Compte tenu des points importants que l'on vient de souligner, les Eglises orthodoxes ont demandé la création d'une commission, après l'Assemblée, qui discutera "la participation orthodoxe au mouvement oecuménique et la restructuration radicale du COE". 4  Cette recommandation a été adoptée par le Comité exécutif, à sa session d'Amersfoort, en septembre 1998, et sera soumise pour décision à l'Assemblée.
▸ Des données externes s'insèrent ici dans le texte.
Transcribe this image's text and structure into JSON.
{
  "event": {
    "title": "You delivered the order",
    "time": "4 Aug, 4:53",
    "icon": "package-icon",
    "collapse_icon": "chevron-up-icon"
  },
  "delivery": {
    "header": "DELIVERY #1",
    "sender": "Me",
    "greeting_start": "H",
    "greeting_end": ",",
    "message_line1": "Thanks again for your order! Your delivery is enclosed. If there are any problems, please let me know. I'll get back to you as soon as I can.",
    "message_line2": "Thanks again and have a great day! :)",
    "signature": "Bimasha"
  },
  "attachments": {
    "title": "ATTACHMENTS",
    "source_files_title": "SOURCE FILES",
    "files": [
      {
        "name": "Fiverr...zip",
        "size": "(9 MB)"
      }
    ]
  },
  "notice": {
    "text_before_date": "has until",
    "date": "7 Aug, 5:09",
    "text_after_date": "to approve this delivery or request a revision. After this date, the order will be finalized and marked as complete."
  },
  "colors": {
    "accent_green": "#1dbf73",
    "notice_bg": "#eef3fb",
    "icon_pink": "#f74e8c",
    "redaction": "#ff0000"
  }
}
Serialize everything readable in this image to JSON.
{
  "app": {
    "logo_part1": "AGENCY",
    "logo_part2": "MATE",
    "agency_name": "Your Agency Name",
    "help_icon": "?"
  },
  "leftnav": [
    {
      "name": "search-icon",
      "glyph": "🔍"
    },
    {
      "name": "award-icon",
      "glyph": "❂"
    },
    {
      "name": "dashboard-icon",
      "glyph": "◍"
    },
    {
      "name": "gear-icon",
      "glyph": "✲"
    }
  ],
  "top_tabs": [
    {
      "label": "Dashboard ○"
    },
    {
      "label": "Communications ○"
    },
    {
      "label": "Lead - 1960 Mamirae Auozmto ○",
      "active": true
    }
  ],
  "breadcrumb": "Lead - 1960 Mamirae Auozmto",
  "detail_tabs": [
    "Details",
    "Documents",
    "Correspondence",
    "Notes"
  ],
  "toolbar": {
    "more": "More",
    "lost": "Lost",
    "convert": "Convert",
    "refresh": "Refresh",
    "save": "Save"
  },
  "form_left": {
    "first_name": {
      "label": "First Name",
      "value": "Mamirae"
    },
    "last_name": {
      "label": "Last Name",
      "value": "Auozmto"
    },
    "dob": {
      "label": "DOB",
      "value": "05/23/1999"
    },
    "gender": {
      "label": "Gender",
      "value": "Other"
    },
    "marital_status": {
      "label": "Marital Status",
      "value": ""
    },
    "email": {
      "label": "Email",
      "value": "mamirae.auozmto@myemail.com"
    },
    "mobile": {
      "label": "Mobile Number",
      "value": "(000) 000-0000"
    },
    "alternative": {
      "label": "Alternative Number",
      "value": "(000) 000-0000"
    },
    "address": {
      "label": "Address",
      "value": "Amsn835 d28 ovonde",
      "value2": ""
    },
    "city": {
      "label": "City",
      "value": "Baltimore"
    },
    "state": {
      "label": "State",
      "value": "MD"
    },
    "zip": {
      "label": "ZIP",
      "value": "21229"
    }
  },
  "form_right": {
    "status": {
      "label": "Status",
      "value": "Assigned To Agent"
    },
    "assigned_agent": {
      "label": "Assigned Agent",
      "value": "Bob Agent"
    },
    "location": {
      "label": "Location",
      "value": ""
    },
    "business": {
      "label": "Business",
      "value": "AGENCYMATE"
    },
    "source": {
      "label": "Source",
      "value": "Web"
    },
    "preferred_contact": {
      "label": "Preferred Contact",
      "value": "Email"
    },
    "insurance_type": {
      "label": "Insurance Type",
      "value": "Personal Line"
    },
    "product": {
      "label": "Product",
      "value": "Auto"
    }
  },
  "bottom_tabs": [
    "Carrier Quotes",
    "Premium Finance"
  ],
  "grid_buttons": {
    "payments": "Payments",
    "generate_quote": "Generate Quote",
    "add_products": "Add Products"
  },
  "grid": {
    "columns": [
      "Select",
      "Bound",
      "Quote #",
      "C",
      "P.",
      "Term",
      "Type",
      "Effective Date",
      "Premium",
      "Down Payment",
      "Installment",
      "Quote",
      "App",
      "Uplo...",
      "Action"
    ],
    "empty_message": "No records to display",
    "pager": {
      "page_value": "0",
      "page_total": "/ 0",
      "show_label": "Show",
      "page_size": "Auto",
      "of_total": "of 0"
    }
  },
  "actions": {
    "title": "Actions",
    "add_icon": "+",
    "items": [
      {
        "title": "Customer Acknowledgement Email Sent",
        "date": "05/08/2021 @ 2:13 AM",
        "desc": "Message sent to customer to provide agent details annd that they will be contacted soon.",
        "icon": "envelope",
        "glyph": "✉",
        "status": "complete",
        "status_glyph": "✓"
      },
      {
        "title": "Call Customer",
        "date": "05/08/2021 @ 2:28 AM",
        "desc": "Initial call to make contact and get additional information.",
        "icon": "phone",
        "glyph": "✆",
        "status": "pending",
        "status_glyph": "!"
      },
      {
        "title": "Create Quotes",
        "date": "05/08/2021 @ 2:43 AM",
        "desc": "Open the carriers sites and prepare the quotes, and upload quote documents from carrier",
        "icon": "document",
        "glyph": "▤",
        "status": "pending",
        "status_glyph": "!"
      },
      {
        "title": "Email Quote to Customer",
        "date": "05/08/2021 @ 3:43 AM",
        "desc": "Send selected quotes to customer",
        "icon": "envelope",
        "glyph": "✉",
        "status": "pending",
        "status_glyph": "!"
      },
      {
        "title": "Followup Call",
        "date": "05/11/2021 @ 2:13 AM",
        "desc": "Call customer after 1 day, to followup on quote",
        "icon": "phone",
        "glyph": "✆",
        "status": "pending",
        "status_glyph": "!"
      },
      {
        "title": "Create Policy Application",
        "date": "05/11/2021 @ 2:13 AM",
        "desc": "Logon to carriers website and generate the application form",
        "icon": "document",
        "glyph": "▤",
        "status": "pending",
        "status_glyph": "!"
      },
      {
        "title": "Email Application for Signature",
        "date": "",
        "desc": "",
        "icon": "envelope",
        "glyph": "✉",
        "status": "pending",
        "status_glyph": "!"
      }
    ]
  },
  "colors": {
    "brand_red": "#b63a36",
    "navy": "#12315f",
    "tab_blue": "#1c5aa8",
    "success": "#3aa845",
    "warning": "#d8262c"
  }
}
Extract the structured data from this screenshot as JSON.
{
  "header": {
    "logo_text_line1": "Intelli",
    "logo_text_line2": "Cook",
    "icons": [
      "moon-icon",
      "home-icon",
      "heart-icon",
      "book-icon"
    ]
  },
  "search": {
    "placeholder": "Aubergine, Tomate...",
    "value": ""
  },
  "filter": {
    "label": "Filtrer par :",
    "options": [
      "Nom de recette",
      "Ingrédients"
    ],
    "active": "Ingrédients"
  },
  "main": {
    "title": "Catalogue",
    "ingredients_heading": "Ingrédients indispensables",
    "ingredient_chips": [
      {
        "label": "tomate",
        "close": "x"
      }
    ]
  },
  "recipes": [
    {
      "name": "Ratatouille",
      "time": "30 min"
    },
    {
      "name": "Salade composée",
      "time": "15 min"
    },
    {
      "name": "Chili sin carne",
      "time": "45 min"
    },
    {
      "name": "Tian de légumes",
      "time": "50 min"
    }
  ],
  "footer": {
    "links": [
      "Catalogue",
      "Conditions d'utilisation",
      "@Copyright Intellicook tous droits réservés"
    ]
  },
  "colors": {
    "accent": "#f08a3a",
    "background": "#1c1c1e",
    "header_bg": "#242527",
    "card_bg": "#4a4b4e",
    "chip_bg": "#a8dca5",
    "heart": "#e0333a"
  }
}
c) Des modèles de conseils. De toute évidence, dans toutes les propositions concernant la "restructuration" du COE, on souligne la nécessité d'examiner attentivement à la fois l'histoire du mouvement oecuménique et l'évolution récente de l'oecuménisme institutionnel au niveau régional et national. Si l'on se penche sur l'histoire du COE,  on découvre qu'on avait sérieusement envisagé un modèle d'organisation fondé sur les "familles confessionnelles", mais on lui a préféré la structure actuelle qui est fondée sur la représentation des Eglises au niveau national. Il serait donc important de rechercher pourquoi on avait, à l'époque, choisi d'adopter la structure actuelle, et d'examiner si elle est encore valable. Cette question a également fait l'objet de discussions dans le cadre du Groupe mixte de travail du COE et de l'Eglise catholique romaine ainsi que dans le cadre des discussions sur les relations entre les Eglises et au sein de la communauté oecuménique. Ne faudrait-il pas réexaminer ce qui est ressorti de ces discussions? Entre-temps, certaines organisations oecuméniques ont éprouvé le besoin de revoir la conception qu'elles avaient d'elles-mêmes et de se restructurer. Pour donner quelques exemples, le Conseil des Eglises du Moyen-Orient (CEMO) a opté pour le modèle des "familles d'Eglises", et compte parmi ses membres l'Eglise catholique romaine, les Eglises de Grande-Bretagne et d'Irlande ont choisi le modèle de la "communauté d'Eglises" (Churches Together); les Eglises canadiennes ont constitué des "coalitions oecuméniques" et adopté un modèle de forum. Il serait utile d'étudier les discussions qui ont lieu sur les "conseils chrétiens" ou "conseils de conseils" et leurs expériences..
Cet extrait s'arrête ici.